No blocking issues. The implementation is clean, well-tested, and maintains the silent-failure contract throughout.

[ds9-tester-bot]

RE-QA APPROVED — SHA c8040d7 validated.

Diff verification: README.md corrects two stale schema references (hooks.userPromptSubmit → hooks.UserPromptSubmit; top-level path field → command inside hooks array). tests/test_session_end.sh adds SE-4 scenario (STATE_DIR completely absent). Both changes match the claimed scope exactly.

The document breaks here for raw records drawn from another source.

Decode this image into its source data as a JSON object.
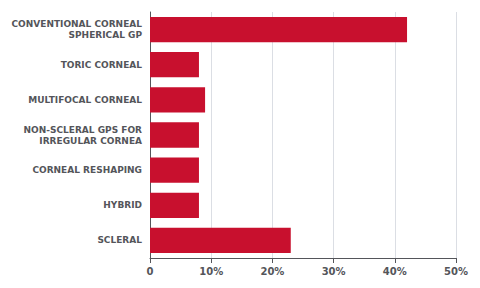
{
  "chart_data": {
    "type": "bar",
    "orientation": "horizontal",
    "categories": [
      "SCLERAL",
      "HYBRID",
      "CORNEAL RESHAPING",
      "NON-SCLERAL GPS FOR\nIRREGULAR CORNEA",
      "MULTIFOCAL CORNEAL",
      "TORIC CORNEAL",
      "CONVENTIONAL CORNEAL\nSPHERICAL GP"
    ],
    "values": [
      23,
      8,
      8,
      8,
      9,
      8,
      42
    ],
    "color": "#c8102e",
    "xlim": [
      0,
      50
    ],
    "xticks": [
      0,
      {
        "value": 10,
        "label": "10%"
      },
      {
        "value": 20,
        "label": "20%"
      },
      {
        "value": 30,
        "label": "30%"
      },
      {
        "value": 40,
        "label": "40%"
      },
      {
        "value": 50,
        "label": "50%"
      }
    ],
    "grid": true
  }
}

Test suite: 9/9 passed (test_date_rollover, test_first_run, test_gc_sweep, test_kill_switch, test_malicious_session_id, test_qh_tick, test_session_end, test_state_tracking, test_tz_shift). SE-4 executed and passed within test_session_end.

SE-4 manual sandbox verification: Ran session-end.sh with HOME set to a fresh temp dir containing no .claude directory. Exit code: 0. Post-run ls confirms .claude was never created.

Regression smoke tests: inject-time-context.sh correctly injects context and creates state file for fresh session_id (PASS). session-end.sh deletes only its own session file from a three-file STATE_DIR, leaving siblings untouched (PASS).

No regressions detected. PR is ready to merge.

[ai-security-review-bot]

Re-review of SHA c8040d7 (follow-up commit addressing PR #1 review feedback).

Prior [Review] subitems — all properly addressed:

1. hooks.userPromptSubmit casing: README now correctly uses hooks.UserPromptSubmit (PascalCase array). Verified matches settings.example.json and scripts/install.sh lines 95/117/155-163.

2. Top-level path field: README now correctly describes command field inside the inner hooks array entry. Matches actual settings schema shape produced by the installer.

3. SE-4 absent-STATE_DIR test: Added. Removes both STATE_DIR and the entire ${HOME}/.claude/state tree before exercising the hook — correctly models the "never created" scenario. Asserts exit 0 and empty stdout/stderr. Does NOT assert dir re-creation (correct — mkdir is UserPromptSubmit's job, not SessionEnd's). Style is consistent with SE-1/SE-2/SE-3 (numbered variable suffixes, comment header block, assert ordering). Full suite runs 9/9 green.

No new [Review] subitems filed. The delta is clean.

APPROVE — no blocking issues in the follow-up commit.